W-61/qwen3-8b-base-new-dpo-ultrafeedback-4xh200-batch-128-q_t-0.43-s_star-0.4-20260429-230725
W-61/qwen3-8b-base-new-dpo-ultrafeedback-4xh200-batch-128-q_t-0.43-s_star-0.4-20260429-230725 is an 8 billion parameter language model, fine-tuned from jackf857/qwen3-8b-base-sft-ultrachat-4xh200-batch-128 using the HuggingFaceH4/ultrafeedback_binarized dataset. This model is optimized through Direct Preference Optimization (DPO) to align with human preferences, demonstrating improved response quality over its base SFT version. It is suitable for applications requiring nuanced and preference-aligned text generation within a 32768 token context window.
Loading preview...
Model Overview
This model, W-61/qwen3-8b-base-new-dpo-ultrafeedback-4xh200-batch-128-q_t-0.43-s_star-0.4-20260429-230725, is an 8 billion parameter language model. It is a fine-tuned variant of jackf857/qwen3-8b-base-sft-ultrachat-4xh200-batch-128, specifically optimized using the Direct Preference Optimization (DPO) method.
Training Details
The model was trained on the HuggingFaceH4/ultrafeedback_binarized dataset. Key training hyperparameters included a learning rate of 5e-07, a train_batch_size of 4, and a gradient_accumulation_steps of 8, resulting in a total_train_batch_size of 128. The training utilized a cosine learning rate scheduler with a 0.1 warmup ratio over 1 epoch. Evaluation metrics show a validation loss of 0.5897 and a DPO margin mean of 51.0513, indicating effective preference alignment.
Key Characteristics
- Parameter Count: 8 billion parameters.
- Context Length: Supports a context window of 32768 tokens.
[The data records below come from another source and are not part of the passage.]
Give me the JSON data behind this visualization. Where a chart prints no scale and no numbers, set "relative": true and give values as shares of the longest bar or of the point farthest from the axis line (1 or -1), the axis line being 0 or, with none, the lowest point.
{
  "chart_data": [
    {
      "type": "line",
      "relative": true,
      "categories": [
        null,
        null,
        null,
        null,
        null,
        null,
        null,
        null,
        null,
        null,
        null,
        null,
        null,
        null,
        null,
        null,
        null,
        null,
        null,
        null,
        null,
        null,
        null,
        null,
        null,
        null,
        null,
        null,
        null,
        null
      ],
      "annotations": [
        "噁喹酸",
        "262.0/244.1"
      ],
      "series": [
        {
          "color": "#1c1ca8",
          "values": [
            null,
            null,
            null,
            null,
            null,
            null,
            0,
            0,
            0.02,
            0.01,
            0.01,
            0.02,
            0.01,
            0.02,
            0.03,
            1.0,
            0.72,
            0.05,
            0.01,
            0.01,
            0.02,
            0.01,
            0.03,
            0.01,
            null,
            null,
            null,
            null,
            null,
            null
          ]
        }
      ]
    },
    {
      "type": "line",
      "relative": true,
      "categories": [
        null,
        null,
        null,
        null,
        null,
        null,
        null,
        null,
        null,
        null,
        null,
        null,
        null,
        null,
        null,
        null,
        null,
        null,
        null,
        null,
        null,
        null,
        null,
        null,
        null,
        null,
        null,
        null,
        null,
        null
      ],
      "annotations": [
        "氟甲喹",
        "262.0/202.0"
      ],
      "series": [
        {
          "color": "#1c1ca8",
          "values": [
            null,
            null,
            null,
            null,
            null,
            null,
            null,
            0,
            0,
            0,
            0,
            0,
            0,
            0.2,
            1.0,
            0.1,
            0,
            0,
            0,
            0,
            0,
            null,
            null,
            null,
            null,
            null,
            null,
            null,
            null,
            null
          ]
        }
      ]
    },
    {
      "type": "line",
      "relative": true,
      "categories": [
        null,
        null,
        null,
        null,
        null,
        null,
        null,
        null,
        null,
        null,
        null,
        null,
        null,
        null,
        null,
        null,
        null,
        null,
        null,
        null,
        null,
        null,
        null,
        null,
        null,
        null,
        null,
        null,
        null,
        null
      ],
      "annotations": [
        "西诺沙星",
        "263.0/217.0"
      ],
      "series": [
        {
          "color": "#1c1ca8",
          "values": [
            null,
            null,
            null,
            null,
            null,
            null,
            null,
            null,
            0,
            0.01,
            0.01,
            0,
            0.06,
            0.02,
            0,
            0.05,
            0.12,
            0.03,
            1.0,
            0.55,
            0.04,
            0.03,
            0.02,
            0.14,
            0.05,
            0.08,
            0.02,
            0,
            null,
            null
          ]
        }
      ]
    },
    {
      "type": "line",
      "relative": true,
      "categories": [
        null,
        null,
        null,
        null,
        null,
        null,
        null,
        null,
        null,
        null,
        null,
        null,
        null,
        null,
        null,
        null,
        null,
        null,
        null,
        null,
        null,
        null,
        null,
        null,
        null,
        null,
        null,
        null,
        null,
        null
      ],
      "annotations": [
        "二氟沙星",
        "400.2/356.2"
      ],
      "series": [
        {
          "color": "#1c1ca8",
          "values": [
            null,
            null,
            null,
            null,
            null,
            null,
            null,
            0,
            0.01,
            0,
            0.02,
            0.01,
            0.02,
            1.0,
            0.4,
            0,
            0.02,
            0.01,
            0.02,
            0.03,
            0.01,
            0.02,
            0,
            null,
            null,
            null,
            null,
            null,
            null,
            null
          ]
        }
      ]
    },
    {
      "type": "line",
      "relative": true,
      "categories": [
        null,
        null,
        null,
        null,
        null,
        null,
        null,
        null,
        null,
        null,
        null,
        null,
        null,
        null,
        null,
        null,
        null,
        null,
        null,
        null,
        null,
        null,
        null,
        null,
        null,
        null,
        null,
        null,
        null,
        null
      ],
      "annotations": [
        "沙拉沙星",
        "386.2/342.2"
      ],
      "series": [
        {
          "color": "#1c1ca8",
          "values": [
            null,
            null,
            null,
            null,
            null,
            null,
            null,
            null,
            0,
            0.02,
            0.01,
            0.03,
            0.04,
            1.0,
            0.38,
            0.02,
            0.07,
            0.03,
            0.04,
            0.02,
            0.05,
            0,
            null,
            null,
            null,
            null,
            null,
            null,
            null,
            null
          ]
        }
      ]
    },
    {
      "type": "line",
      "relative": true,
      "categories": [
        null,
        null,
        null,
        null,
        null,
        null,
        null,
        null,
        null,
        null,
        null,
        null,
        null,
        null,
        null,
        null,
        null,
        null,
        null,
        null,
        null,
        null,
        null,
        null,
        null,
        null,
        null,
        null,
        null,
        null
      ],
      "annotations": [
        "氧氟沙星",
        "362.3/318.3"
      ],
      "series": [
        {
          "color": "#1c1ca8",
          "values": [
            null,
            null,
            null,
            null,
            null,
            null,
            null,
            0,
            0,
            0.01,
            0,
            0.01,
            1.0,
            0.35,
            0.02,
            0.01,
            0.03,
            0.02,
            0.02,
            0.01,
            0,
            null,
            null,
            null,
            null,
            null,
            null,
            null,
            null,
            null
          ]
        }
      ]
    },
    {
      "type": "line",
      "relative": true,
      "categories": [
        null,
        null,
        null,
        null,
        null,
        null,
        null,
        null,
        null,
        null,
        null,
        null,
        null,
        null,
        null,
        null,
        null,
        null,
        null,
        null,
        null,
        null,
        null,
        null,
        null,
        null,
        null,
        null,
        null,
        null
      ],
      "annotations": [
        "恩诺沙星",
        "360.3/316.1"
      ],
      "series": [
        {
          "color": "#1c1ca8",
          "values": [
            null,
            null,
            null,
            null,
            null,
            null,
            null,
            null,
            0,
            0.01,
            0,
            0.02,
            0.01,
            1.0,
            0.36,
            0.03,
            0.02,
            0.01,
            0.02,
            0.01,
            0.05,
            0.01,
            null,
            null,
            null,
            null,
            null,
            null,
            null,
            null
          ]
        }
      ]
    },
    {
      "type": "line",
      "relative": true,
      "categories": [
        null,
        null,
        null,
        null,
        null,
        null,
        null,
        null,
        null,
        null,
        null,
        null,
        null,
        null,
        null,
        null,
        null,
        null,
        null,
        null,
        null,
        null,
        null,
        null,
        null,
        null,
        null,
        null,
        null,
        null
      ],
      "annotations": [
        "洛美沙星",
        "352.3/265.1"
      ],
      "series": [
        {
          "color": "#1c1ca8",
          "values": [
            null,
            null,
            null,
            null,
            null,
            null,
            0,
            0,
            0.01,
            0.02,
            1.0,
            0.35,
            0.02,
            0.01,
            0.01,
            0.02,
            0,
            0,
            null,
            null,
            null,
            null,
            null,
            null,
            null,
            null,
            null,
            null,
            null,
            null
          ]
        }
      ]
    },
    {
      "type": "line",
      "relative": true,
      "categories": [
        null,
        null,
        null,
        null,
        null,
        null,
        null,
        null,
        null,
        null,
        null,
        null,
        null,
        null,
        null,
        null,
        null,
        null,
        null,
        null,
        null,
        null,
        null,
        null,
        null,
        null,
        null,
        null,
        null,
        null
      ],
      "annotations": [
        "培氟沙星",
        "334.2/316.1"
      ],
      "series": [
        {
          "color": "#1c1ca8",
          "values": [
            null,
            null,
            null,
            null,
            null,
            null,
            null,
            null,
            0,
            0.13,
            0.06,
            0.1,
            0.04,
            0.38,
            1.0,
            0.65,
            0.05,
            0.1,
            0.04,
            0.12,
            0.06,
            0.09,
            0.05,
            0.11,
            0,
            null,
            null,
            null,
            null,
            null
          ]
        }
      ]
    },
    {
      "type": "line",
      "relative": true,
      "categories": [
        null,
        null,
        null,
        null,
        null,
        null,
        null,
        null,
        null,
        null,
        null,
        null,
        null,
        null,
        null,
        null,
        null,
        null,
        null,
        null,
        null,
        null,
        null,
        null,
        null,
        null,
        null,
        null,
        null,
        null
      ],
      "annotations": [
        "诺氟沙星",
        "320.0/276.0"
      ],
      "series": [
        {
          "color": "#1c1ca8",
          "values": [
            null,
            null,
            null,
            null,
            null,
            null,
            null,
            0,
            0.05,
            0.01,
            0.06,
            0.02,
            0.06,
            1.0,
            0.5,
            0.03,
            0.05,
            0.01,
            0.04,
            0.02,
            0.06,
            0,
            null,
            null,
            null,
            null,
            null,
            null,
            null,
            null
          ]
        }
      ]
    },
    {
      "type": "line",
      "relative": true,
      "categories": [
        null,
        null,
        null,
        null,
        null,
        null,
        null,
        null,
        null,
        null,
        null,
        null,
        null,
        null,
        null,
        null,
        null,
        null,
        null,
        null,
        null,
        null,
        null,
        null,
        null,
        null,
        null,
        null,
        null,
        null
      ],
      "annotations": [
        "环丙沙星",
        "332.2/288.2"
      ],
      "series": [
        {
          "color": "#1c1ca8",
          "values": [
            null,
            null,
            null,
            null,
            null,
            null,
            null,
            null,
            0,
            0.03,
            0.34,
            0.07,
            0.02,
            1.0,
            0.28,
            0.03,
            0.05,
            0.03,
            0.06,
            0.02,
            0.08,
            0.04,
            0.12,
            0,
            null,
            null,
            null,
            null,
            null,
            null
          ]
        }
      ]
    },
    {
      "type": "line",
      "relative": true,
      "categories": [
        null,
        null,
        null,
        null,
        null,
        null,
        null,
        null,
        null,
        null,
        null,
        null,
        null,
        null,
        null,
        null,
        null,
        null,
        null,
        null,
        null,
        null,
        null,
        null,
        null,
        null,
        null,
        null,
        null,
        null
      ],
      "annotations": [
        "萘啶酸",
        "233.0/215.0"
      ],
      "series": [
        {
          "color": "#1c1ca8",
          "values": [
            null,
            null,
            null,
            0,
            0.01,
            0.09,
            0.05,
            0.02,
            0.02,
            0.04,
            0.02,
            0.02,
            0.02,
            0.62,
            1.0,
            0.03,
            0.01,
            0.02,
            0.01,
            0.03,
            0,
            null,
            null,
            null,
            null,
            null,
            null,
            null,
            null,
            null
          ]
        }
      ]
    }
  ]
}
- Optimization Method: Fine-tuned using Direct Preference Optimization (DPO) for enhanced alignment with human feedback.
Potential Use Cases
This model is well-suited for applications where generating responses that align with human preferences is crucial. Its DPO fine-tuning suggests improved conversational quality and adherence to desired output styles compared to models trained solely with Supervised Fine-Tuning (SFT).